The only prescribed medication I take is called Baclofen and I take this for muscle spasm. I also have botox injections to control the muscle spasm in my feet. As you can see by looking at the before and after shots below, the difference is amazing. I Before botox my feet were in constant spasm which was very uncomfortable and I used to suffer really badly with broken skin/pressure sores from where my feet used to rub on my shoes. In October 2010 I had my first set of botox injections into muscles in my calves to relax the muscles that were overpowing the weaker ones, thus causing spasm. The actual injections have to be done every 3-6 months and splints need to be worn for a few hours every day to stretch your feet and maintain a natural position. Being able to stand in my powerchair, which I do daily, is also a really great way to stretch and therefore mantain the benefits of botox.

There's an important point I've tried to get across here: there is something you can do for almost every symptom. The person with FA influences how it progresses - it's not simply something that'll get worse whatever. But the person has to be proactive - I really believe that you reap what you sow.

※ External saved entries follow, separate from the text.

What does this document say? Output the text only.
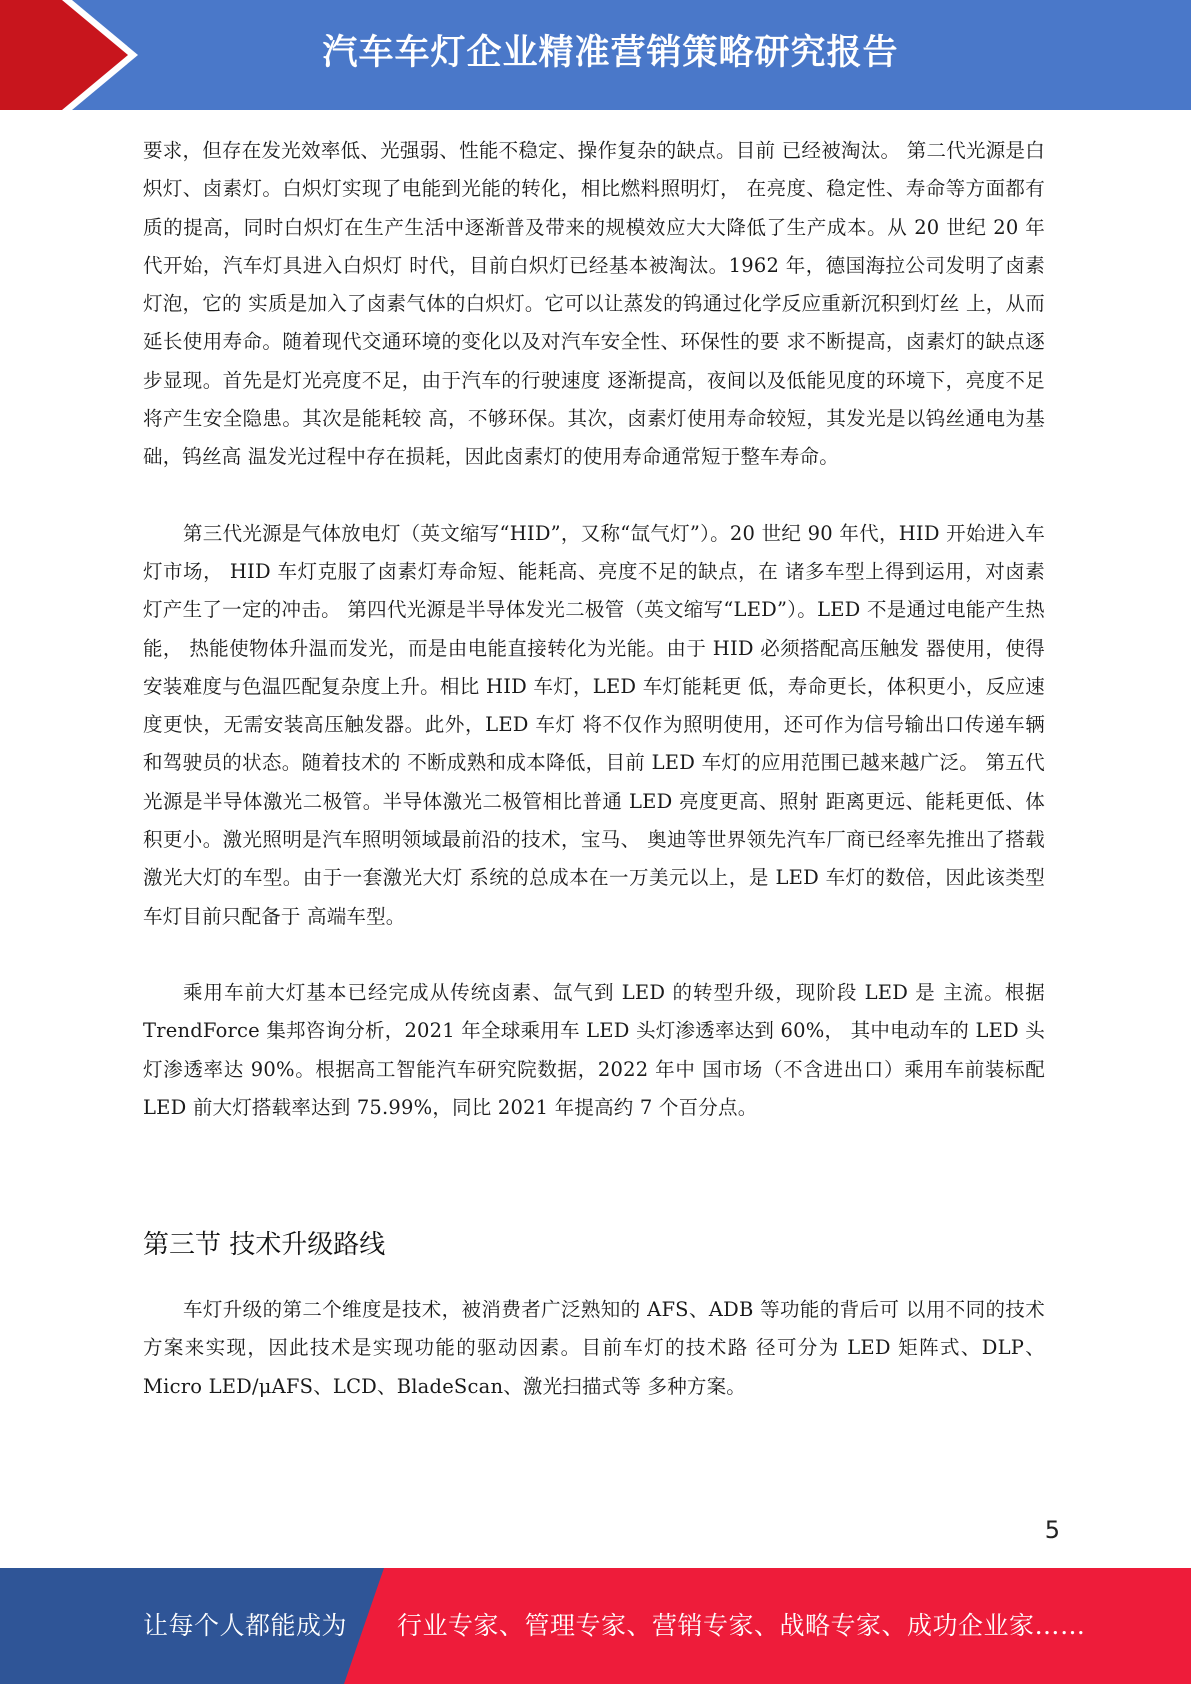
汽车车灯企业精准营销策略研究报告

要求，但存在发光效率低、光强弱、性能不稳定、操作复杂的缺点。目前 已经被淘汰。 第二代光源是白炽灯、卤素灯。白炽灯实现了电能到光能的转化，相比燃料照明灯， 在亮度、稳定性、寿命等方面都有质的提高，同时白炽灯在生产生活中逐渐普及带来的规模效应大大降低了生产成本。从 20 世纪 20 年代开始，汽车灯具进入白炽灯 时代，目前白炽灯已经基本被淘汰。1962 年，德国海拉公司发明了卤素灯泡，它的 实质是加入了卤素气体的白炽灯。它可以让蒸发的钨通过化学反应重新沉积到灯丝 上，从而延长使用寿命。随着现代交通环境的变化以及对汽车安全性、环保性的要 求不断提高，卤素灯的缺点逐步显现。首先是灯光亮度不足，由于汽车的行驶速度 逐渐提高，夜间以及低能见度的环境下，亮度不足将产生安全隐患。其次是能耗较 高，不够环保。其次，卤素灯使用寿命较短，其发光是以钨丝通电为基础，钨丝高 温发光过程中存在损耗，因此卤素灯的使用寿命通常短于整车寿命。

第三代光源是气体放电灯（英文缩写“HID”，又称“氙气灯”）。20 世纪 90 年代，HID 开始进入车灯市场， HID 车灯克服了卤素灯寿命短、能耗高、亮度不足的缺点，在 诸多车型上得到运用，对卤素灯产生了一定的冲击。 第四代光源是半导体发光二极管（英文缩写“LED”）。LED 不是通过电能产生热能， 热能使物体升温而发光，而是由电能直接转化为光能。由于 HID 必须搭配高压触发 器使用，使得安装难度与色温匹配复杂度上升。相比 HID 车灯，LED 车灯能耗更 低，寿命更长，体积更小，反应速度更快，无需安装高压触发器。此外，LED 车灯 将不仅作为照明使用，还可作为信号输出口传递车辆和驾驶员的状态。随着技术的 不断成熟和成本降低，目前 LED 车灯的应用范围已越来越广泛。 第五代光源是半导体激光二极管。半导体激光二极管相比普通 LED 亮度更高、照射 距离更远、能耗更低、体积更小。激光照明是汽车照明领域最前沿的技术，宝马、 奥迪等世界领先汽车厂商已经率先推出了搭载激光大灯的车型。由于一套激光大灯 系统的总成本在一万美元以上，是 LED 车灯的数倍，因此该类型车灯目前只配备于 高端车型。

乘用车前大灯基本已经完成从传统卤素、氙气到 LED 的转型升级，现阶段 LED 是 主流。根据 TrendForce 集邦咨询分析，2021 年全球乘用车 LED 头灯渗透率达到 60%， 其中电动车的 LED 头灯渗透率达 90%。根据高工智能汽车研究院数据，2022 年中 国市场（不含进出口）乘用车前装标配 LED 前大灯搭载率达到 75.99%，同比 2021 年提高约 7 个百分点。

第三节 技术升级路线

车灯升级的第二个维度是技术，被消费者广泛熟知的 AFS、ADB 等功能的背后可 以用不同的技术方案来实现，因此技术是实现功能的驱动因素。目前车灯的技术路 径可分为 LED 矩阵式、DLP、Micro LED/μAFS、LCD、BladeScan、激光扫描式等 多种方案。

5
让每个人都能成为 行业专家、管理专家、营销专家、战略专家、成功企业家……
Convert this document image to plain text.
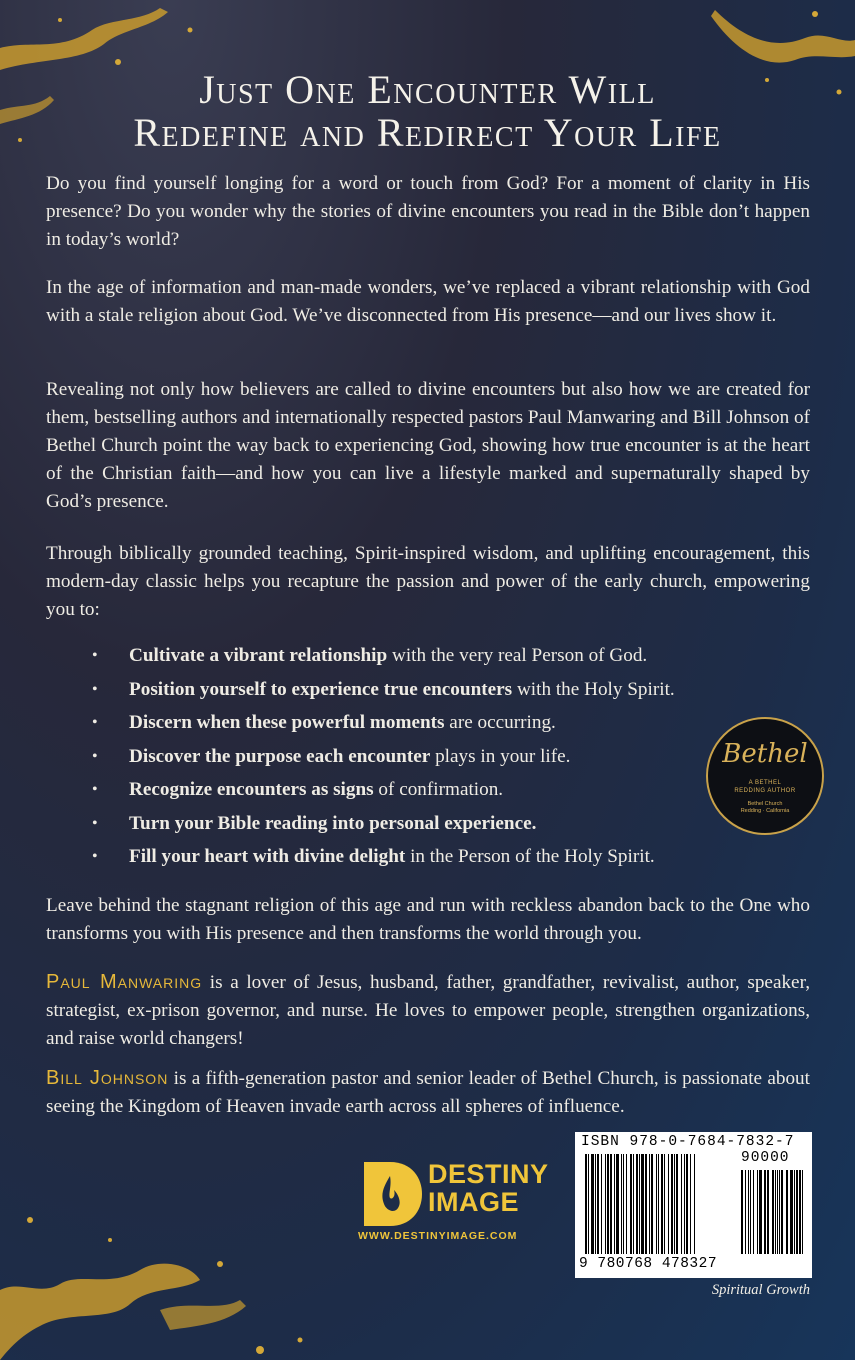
Just One Encounter Will
Redefine and Redirect Your Life
Do you find yourself longing for a word or touch from God? For a moment of clarity in His presence? Do you wonder why the stories of divine encounters you read in the Bible don’t happen in today’s world?
In the age of information and man-made wonders, we’ve replaced a vibrant relationship with God with a stale religion about God. We’ve disconnected from His presence—and our lives show it.
Revealing not only how believers are called to divine encounters but also how we are created for them, bestselling authors and internationally respected pastors Paul Manwaring and Bill Johnson of Bethel Church point the way back to experiencing God, showing how true encounter is at the heart of the Christian faith—and how you can live a lifestyle marked and supernaturally shaped by God’s presence.
Through biblically grounded teaching, Spirit-inspired wisdom, and uplifting encouragement, this modern-day classic helps you recapture the passion and power of the early church, empowering you to:
• Cultivate a vibrant relationship with the very real Person of God.
• Position yourself to experience true encounters with the Holy Spirit.
• Discern when these powerful moments are occurring.
• Discover the purpose each encounter plays in your life.
• Recognize encounters as signs of confirmation.
• Turn your Bible reading into personal experience.
• Fill your heart with divine delight in the Person of the Holy Spirit.
Bethel
A BETHEL
REDDING AUTHOR
Bethel Church
Redding · California
Leave behind the stagnant religion of this age and run with reckless abandon back to the One who transforms you with His presence and then transforms the world through you.
Paul Manwaring is a lover of Jesus, husband, father, grandfather, revivalist, author, speaker, strategist, ex-prison governor, and nurse. He loves to empower people, strengthen organizations, and raise world changers!
Bill Johnson is a fifth-generation pastor and senior leader of Bethel Church, is passionate about seeing the Kingdom of Heaven invade earth across all spheres of influence.
DESTINY
IMAGE
WWW.DESTINYIMAGE.COM
ISBN 978-0-7684-7832-7
90000
9 780768 478327
Spiritual Growth
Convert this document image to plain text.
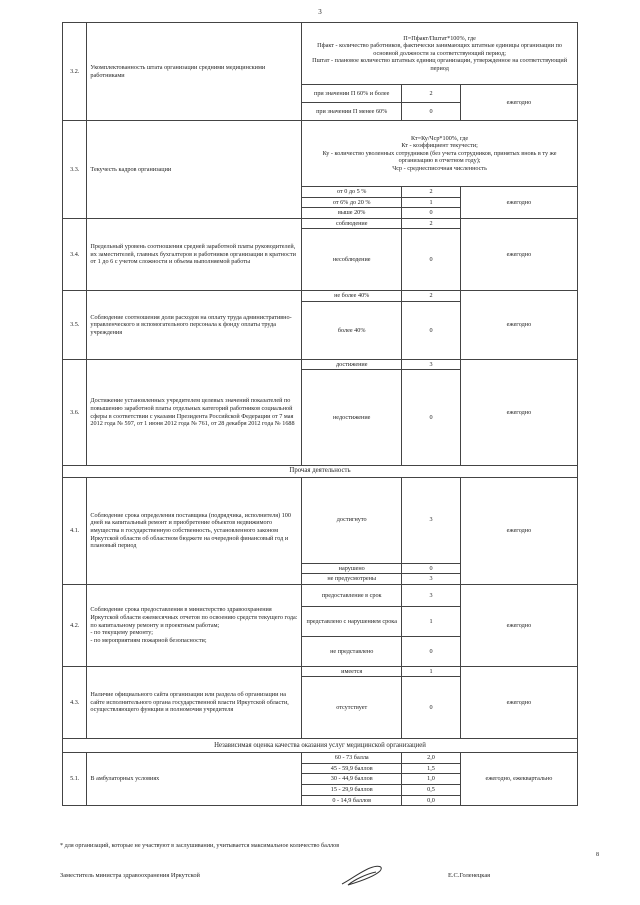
3
3.2.	Укомплектованность штата организации средними медицинскими работниками	П=Пфакт/Пштат*100%, где
Пфакт - количество работников, фактически занимающих штатные единицы организации по основной должности за соответствующий период;
Пштат - плановое количество штатных единиц организации, утвержденное на соответствующий период		

		при значении П 60% и более	2	ежегодно
		при значении П менее 60%	0	
3.3.	Текучесть кадров организации	Кт=Ку/Чср*100%, где
Кт - коэффициент текучести;
Ку - количество уволенных сотрудников (без учета сотрудников, принятых вновь в ту же организацию в отчетном году);
Чср - среднесписочная численность		

		от 0 до 5 %	2	ежегодно
		от 6% до 20 %	1	
		выше 20%	0	
3.4.	Предельный уровень соотношения средней заработной платы руководителей, их заместителей, главных бухгалтеров и работников организации в кратности от 1 до 6 с учетом сложности и объема выполняемой работы	соблюдение	2	ежегодно
		несоблюдение	0	
3.5.	Соблюдение соотношения доли расходов на оплату труда административно-управленческого и вспомогательного персонала к фонду оплаты труда учреждения	не более 40%	2	ежегодно
		более 40%	0	
3.6.	Достижение установленных учредителем целевых значений показателей по повышению заработной платы отдельных категорий работников социальной сферы в соответствии с указами Президента Российской Федерации от 7 мая 2012 года № 597, от 1 июня 2012 года № 761, от 28 декабря 2012 года № 1688	достижение	3	ежегодно
		недостижение	0	
Прочая деятельность				
4.1.	Соблюдение срока определения поставщика (подрядчика, исполнителя) 100 дней на капитальный ремонт и приобретение объектов недвижимого имущества в государственную собственность, установленного законом Иркутской области об областном бюджете на очередной финансовый год и плановый период	достигнуто	3	ежегодно
		нарушено	0	
		не предусмотрены	3	
4.2.	Соблюдение срока предоставления в министерство здравоохранения Иркутской области ежемесячных отчетов по освоению средств текущего года: по капитальному ремонту и проектным работам;
- по текущему ремонту;
- по мероприятиям пожарной безопасности;	предоставление в срок	3	ежегодно
		представлено с нарушением срока	1	
		не представлено	0	
4.3.	Наличие официального сайта организации или раздела об организации на сайте исполнительного органа государственной власти Иркутской области, осуществляющего функции и полномочия учредителя	имеется	1	ежегодно
		отсутствует	0	
Независимая оценка качества оказания услуг медицинской организацией				
5.1.	В амбулаторных условиях	60 - 73 балла	2,0	ежегодно, ежеквартально
		45 - 59,9 баллов	1,5	
		30 - 44,9 баллов	1,0	
		15 - 29,9 баллов	0,5	
		0 - 14,9 баллов	0,0	
* для организаций, которые не участвуют в заслушивании, учитывается максимальное количество баллов
8
Заместитель министра здравоохранения Иркутской	Е.С.Голенецкая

So what will happen as FA progresses?

This is a really difficult question to answer. Everyone with FA is different - different age of onsets, different rates of progression and very different symtoms. If you or someone you know has FA, their symptoms may be very different to mine. A person's attitude and temprement also inflences how it progresses. So all I can be is vague...

I've met hundreds of people who have FA over the years. Lots in their 40s, some in their 50s and a couple in their 60s. I've known quite a few people in their 20s die from cardiomyopathy. Some people I've met have lost their sight/hearing/speech to FA, lots haven't. Some people are dependent on walkers, wheelchairs or powerchairs and they become dependent on these things at different ages. Eveyone who has FA will eventually lose their ability to walk. Some have have enough coordination in their hands to use iPads and iPhones whereas some haven't. I've met some who drive while others like me are unable to. Some marry and have kids whilst some don't. Some live alone and others travel the world whilst others are unable to. FA is just one big game of who knows?